The government of Nicolás Maduro recently allocated $10 million for the winter league, mostly for importing equipment and paying player salaries. That decision has spurred a round of complaints from fans and, in a surprising move, from teams in the league, who are understandably upset that they are receiving preferential treatment while their countrymen are in need of medicine and supplies.

In a post since deleted but translated by Bloomberg News, executives at the Leones de Caracas–the most popular team in the country, and one that had a stadium crisis due to the political turmoil earlier this year–Tweeted out their opposition to the $10 million allocation: ““First we want dollars for medicine and food for the country, then, once the crisis is resolved, they can approve dollars for the league and events. We’ve all lost friends and family due to the lack of medicine. We love baseball profoundly, but Venezuela comes first.”

Former Caracas manager Alfredo Pedrique went further in June, stating that he believes there shouldn’t be baseball in Venezuela this season: “Take conscience, and support these Venezuelans that are sacrificing their lives for the freedom of Venezuela, for the benefit of everyone, give them super and take this decision to not have Venezuelan baseball this year,” he said in an interview with a Venezuelan radio station.

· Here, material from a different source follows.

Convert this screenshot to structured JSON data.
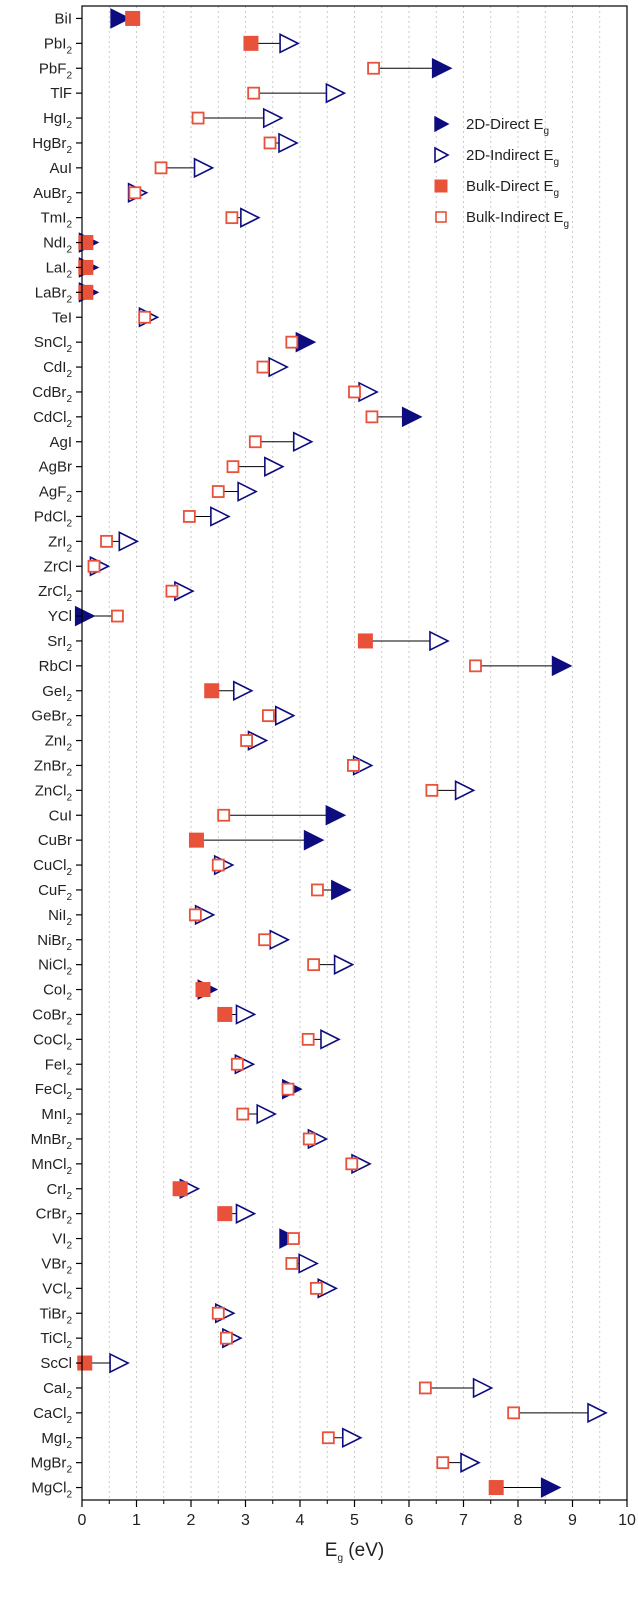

While the funds are at least being used internally–unlike the move by Maduro to offer the United States $5 million for Hurricane Harvey relief, which was met with anger at the funds not being used for Venezuela’s own political disaster, as well as floods that have struck parts of the country this summer–it’s unlikely that people will take kindly to the unpopular administration’s usage of funds that could be used for social good instead of baseball.

Bloomberg spoke to Carlos Lopez, a 22-year-old graduate from the capital, who summed up the tone-deafness of the allocation thusly: “I’m not capable of going to the stadium knowing that a good part of the show is being paid for by preferential dollars for entertainment when there are people in vital need of food and medicine.”

The allocation was announced by Venezuelan Vice President Tareck El Aissami, who presented it as a benefit to the people of the country: “The professional baseball season is assured for our people and all of the fans. May it be a high quality spectacle.” As millions face shortening food supplies and increasing unrest, El Aissami’s words may ring hollow to citizens just hoping to get through the current crisis.